The Ramifications of Slam Poetry Part 2: Brave New Voices
I would like to believe that there is a moment in everyone’s life that becomes a point of definition. This if nothing else has been the reality of my experience. My moment of definition was March 2006 when I was a participant in the finals of the Cleveland city wide poetry slam. Two weeks prior to finals night I only had one poem memorized which I wrote for a church service when I was in middle school. What was at stake? An all expense paid trip to the International Youth Poetry Competition, called Brave New Voices, which in 2006 was being held in the Apollo theater and across the city of New York.
I wrote and memorized three poems in two weeks to prepare for the finals of the Cleveland slam. The content of my poems were expressions of my experiences with discrimination, being stereotyped, living across the street from a crack-house, and my cautions about young black people not becoming victims of their surroundings. After 3 rounds and 2 hours the Cleveland team was decided. I was blessed to be one of the top 5 poets that would represent Northern Ohio at Brave New Voices(BNV).
The beautiful thing about BNV is that you compete with teams. You can be more creative with group poems and have the pleasure of working with other talented artists.
People are attracted to competition.

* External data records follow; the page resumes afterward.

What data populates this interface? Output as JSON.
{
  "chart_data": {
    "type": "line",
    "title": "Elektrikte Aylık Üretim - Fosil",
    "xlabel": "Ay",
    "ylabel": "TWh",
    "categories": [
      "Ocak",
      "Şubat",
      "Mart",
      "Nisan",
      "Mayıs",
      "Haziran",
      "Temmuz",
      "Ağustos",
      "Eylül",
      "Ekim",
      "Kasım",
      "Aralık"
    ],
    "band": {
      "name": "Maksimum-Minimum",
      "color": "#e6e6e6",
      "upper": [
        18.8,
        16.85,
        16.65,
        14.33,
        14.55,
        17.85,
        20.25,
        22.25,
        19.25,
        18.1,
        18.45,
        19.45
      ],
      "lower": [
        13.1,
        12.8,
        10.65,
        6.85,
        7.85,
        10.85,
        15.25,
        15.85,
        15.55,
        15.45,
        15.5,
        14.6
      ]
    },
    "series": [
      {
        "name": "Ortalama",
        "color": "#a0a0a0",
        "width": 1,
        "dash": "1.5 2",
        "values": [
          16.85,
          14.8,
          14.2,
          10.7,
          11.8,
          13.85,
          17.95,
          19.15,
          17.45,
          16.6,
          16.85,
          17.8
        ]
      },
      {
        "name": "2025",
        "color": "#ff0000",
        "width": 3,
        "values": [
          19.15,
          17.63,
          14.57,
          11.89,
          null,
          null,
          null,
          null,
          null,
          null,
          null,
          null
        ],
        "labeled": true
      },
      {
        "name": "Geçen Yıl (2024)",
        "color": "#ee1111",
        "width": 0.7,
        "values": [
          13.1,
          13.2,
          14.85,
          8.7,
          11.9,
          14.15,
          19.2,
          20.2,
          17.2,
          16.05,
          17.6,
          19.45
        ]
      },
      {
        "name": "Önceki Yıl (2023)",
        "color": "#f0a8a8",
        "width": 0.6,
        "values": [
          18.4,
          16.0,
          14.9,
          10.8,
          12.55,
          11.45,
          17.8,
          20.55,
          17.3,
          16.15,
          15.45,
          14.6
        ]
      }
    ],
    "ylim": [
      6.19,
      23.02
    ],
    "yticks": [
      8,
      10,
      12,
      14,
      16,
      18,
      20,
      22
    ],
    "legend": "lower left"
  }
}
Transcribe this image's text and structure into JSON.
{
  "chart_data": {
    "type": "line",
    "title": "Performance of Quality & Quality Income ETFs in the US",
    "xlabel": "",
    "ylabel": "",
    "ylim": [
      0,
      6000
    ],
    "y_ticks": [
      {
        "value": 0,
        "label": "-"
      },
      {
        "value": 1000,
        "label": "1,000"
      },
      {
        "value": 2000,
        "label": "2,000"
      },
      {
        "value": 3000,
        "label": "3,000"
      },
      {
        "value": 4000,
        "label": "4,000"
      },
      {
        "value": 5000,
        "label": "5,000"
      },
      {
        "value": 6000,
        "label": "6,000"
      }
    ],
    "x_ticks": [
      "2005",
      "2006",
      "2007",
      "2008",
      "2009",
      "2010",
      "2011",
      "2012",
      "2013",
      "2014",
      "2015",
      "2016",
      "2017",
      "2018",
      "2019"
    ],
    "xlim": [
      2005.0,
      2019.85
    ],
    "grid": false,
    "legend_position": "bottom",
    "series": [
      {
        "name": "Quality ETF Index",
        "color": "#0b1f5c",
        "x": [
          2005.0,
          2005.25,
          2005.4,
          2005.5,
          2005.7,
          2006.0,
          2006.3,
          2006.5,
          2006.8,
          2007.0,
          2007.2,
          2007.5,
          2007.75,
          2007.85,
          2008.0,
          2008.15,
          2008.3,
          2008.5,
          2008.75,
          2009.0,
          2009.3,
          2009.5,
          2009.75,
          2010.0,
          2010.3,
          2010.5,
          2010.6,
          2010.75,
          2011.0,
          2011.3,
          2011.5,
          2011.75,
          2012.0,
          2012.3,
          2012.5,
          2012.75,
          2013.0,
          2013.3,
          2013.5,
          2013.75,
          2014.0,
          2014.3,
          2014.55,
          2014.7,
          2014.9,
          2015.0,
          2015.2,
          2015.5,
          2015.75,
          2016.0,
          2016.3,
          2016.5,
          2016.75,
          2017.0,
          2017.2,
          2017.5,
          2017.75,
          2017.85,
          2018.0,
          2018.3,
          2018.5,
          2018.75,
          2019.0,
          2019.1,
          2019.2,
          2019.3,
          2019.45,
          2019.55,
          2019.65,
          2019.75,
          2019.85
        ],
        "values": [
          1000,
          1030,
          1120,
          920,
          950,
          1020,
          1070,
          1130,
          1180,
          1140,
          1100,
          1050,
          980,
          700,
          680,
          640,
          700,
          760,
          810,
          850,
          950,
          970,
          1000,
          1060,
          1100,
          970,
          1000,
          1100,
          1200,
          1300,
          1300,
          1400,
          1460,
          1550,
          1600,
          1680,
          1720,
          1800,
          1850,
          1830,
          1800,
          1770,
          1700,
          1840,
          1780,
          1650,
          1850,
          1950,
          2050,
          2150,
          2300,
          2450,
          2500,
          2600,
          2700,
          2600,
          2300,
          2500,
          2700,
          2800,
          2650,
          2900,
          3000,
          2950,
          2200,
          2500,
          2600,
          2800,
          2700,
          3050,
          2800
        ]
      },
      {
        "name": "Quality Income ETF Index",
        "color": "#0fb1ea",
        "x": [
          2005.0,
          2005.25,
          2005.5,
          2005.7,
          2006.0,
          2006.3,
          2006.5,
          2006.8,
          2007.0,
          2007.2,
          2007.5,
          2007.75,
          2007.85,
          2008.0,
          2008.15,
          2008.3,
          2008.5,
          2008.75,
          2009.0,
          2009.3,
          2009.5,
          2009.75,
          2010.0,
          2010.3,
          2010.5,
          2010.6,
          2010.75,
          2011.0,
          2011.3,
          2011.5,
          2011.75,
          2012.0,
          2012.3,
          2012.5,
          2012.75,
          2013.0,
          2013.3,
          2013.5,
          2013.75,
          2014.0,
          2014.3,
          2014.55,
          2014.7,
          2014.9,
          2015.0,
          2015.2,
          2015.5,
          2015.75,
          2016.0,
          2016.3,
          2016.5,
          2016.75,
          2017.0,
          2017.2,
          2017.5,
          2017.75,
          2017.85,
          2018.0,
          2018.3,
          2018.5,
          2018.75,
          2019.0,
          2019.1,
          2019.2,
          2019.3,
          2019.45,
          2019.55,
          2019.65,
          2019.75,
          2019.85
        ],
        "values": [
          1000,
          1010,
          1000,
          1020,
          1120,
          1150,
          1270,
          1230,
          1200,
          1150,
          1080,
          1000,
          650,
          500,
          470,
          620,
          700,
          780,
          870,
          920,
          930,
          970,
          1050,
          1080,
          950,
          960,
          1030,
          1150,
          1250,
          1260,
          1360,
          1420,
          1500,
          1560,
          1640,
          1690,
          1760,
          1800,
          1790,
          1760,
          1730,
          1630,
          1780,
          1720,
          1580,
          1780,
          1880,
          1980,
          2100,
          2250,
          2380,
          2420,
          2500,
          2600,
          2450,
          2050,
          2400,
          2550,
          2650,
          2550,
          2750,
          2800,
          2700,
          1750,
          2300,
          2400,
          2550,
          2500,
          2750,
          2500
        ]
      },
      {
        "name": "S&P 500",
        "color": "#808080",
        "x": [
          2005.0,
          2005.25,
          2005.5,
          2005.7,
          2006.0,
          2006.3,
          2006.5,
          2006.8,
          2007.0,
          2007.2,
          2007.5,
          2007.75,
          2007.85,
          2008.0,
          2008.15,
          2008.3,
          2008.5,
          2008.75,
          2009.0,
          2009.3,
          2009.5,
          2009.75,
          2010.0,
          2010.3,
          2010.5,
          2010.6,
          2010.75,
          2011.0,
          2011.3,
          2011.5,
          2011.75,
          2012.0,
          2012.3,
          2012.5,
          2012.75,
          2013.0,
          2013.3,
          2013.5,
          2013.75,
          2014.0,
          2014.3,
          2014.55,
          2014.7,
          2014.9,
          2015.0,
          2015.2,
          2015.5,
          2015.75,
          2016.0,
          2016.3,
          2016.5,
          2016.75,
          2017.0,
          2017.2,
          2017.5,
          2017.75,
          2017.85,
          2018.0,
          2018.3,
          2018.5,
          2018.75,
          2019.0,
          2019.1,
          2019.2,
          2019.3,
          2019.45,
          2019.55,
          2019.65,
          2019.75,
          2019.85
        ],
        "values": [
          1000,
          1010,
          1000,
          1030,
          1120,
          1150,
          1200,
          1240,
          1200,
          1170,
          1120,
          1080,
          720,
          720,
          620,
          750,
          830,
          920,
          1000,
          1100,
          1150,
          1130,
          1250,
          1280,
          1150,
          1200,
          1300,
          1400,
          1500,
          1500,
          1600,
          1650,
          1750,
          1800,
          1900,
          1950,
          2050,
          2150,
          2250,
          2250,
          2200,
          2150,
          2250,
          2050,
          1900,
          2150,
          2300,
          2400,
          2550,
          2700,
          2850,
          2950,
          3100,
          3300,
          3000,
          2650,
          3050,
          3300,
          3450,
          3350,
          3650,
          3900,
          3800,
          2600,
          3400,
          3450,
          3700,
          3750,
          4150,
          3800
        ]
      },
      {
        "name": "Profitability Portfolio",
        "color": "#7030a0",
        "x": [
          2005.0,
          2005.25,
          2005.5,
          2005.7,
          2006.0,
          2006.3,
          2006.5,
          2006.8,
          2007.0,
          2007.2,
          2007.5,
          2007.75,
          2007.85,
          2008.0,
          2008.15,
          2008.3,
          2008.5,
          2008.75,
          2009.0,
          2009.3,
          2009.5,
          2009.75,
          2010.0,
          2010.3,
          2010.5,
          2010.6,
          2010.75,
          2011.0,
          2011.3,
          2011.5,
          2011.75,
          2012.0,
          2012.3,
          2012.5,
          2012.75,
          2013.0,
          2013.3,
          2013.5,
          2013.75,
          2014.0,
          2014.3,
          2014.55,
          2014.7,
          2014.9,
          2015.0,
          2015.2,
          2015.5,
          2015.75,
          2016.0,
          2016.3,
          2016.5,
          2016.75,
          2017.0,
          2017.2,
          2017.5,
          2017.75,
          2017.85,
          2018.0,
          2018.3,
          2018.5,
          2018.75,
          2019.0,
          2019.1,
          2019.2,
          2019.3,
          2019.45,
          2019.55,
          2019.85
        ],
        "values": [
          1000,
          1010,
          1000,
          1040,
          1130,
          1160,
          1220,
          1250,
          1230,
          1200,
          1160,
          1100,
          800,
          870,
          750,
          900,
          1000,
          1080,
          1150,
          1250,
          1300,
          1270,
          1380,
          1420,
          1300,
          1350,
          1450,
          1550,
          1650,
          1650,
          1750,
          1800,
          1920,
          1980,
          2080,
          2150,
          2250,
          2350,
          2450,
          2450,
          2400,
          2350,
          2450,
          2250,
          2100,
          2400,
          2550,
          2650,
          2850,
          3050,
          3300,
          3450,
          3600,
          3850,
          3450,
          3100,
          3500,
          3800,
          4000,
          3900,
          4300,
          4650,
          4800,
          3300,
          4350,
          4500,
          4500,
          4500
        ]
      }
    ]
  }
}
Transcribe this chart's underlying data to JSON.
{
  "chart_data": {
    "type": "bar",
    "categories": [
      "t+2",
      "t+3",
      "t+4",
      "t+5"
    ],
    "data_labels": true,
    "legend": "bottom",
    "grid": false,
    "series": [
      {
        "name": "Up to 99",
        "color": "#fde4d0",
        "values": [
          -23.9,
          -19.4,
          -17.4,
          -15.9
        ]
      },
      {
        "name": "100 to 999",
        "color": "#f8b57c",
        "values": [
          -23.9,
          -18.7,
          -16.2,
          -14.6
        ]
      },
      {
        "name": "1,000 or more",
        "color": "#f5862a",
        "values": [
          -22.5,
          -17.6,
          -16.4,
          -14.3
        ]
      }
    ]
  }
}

People want to see winners and losers. People want to see tensions, struggles, and rivalry. BNV has all these things. But only the poets who participate in BNV know that the competition is a hoax. The poets know that it is much less about winners and losers, and much more about celebrating the art of slam the and the beauty of poetry. The poets at BNV know that it is much less about rivalry, and much more about youth having a voice to express our thoughts, feelings, passions, and so much more. The poets at BNV know that we are a generation that can speak for ourselves, and that is exactly what we do.
The style of writing and performance at BNV was definitely on a level I had never encountered as a 15 year old student from the hood of East Cleveland. It was a bit overwhelming for the Cleveland team in 2006. We didn’t make it out of the first two bouts, but that didn’t matter. In 2006 in New York I learned more about myself than any other event in my life. I thought I was conservative, religious, and reserved. But I discovered that I was liberal, spiritual, and outgoing. I became friends with a Buddhist Native American girl from Arizona, a Jewish guy who believed in Taoism, and a Bangladeshi guy who lives in Leeds, England. The people I met, the conversations I had, and the things I learned broadened my understanding of the world around me and changed my life.
Now at 19, I am preparing for the Chicago college slam. Slamming is still apart of my life. On the Black Youth Project promo video, I say “I am a poet, that’s all you need to know” because I believe poetry defines every aspect of my life. Poetry continues to express my passion for activism, my heart for equality, my fire for God, and my intellectual growth. I see the world through the eyes of a poet, and I know that will never change.